关于Java：从ZipInputStream读取到ByteArrayOutputStream

Reading from a ZipInputStream into a ByteArrayOutputStream

我正在尝试从java.util.zip.ZipInputStream读取单个文件，并将其复制到java.io.ByteArrayOutputStream(这样我便可以创建java.io.ByteArrayInputStream并将其交给第三方库，该库最终将关闭流，并且我不希望我的ZipInputStream关闭)。

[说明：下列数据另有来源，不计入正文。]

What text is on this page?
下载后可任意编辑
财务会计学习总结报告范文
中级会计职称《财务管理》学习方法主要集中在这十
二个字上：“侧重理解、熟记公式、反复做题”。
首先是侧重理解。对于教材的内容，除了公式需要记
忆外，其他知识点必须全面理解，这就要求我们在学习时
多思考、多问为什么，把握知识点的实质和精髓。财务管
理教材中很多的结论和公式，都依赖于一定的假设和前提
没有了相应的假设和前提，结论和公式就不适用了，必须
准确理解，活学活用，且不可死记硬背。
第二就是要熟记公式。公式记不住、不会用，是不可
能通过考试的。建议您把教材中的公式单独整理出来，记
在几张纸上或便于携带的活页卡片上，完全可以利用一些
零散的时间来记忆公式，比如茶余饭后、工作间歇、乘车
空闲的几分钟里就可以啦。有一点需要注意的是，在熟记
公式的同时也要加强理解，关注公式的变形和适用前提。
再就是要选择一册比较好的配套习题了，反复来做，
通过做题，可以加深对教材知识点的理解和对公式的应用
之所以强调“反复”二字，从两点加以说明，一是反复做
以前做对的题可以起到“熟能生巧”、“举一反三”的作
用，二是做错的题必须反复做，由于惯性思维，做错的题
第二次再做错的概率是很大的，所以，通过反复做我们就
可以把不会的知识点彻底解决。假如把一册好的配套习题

我可能在这里错过了一些基本的东西，但是我从来没有在这里进入while循环：

1
2
3
4
5
6
7
8
9
10

ByteArrayOutputStream streamBuilder = new ByteArrayOutputStream();
int bytesRead;
byte[] tempBuffer = new byte[8192*2];
try {
while ((bytesRead = zipStream.read(tempBuffer)) != -1) {
streamBuilder.write(tempBuffer, 0, bytesRead);
}
} catch (IOException e) {
// ...
}

我缺少什么让我可以复制信息流？

编辑：

我应该早先提到过，这个ZipInputStream不是来自文件，所以我认为我不能使用ZipFile。它来自通过Servlet上传的文件。

另外，在进入此代码段之前，我已经在ZipInputStream上调用了getNextEntry()。如果我不尝试将文件复制到另一个InputStream(通过上述的OutputStream)，而只是将ZipInputStream传递给我的第3方库，则该库将关闭流，而我无法执行任何操作更多，例如处理流中剩余的文件。

您的循环看起来有效-以下代码(仅凭其返回)返回什么？

1	zipStream.read(tempBuffer)

如果返回-1，则在获取zipStream之前将其关闭，并且所有投注均已关闭。现在是时候使用调试器，并确保传递给您的内容实际上是有效的。

当您调用getNextEntry()时，它是否返回值，并且条目中的数据是否有意义(即getCompressedSize()是否返回有效值)？如果您只是在读取未嵌入预读zip条目的Zip文件，则ZipInputStream将无法为您工作。

有关Zip格式的一些有用的花絮：

嵌入zip文件中的每个文件都有一个标头。该标头可以包含有用的信息(例如流的压缩长度，它在文件中的偏移量，CRC)-或可以包含一些魔术值，这些魔术值基本上说"信息不在流标头中，您必须检查邮编后序"。

然后，每个zip文件都有一个表，该表附加到文件末尾，该表包含所有zip条目以及实际数据。最后的表是必填项，其中的值必须正确。相反，不必提供嵌入流中的值。

如果使用ZipFile，它将读取zip末尾的表。如果使用ZipInputStream，我怀疑getNextEntry()会尝试使用流中嵌入的条目。如果未指定这些值，则ZipInputStream不知道该流可能有多长时间。膨胀算法是自终止的(实际上，您不需要知道输出流的未压缩长度即可完全恢复输出)，但是该阅读器的Java版本可能无法很好地处理这种情况。

我要说的是，有一个servlet返回ZipInputStream是非常不寻常的(如果您要接收压缩的内容，则接收inflatorInputStream更为常见。

您可能试图像这样从FileInputStream读取：

1	ZipInputStream in = new ZipInputStream(new FileInputStream(...));

由于zip归档文件可能包含多个文件，因此您将无法使用此文件，并且您需要指定要读取的文件。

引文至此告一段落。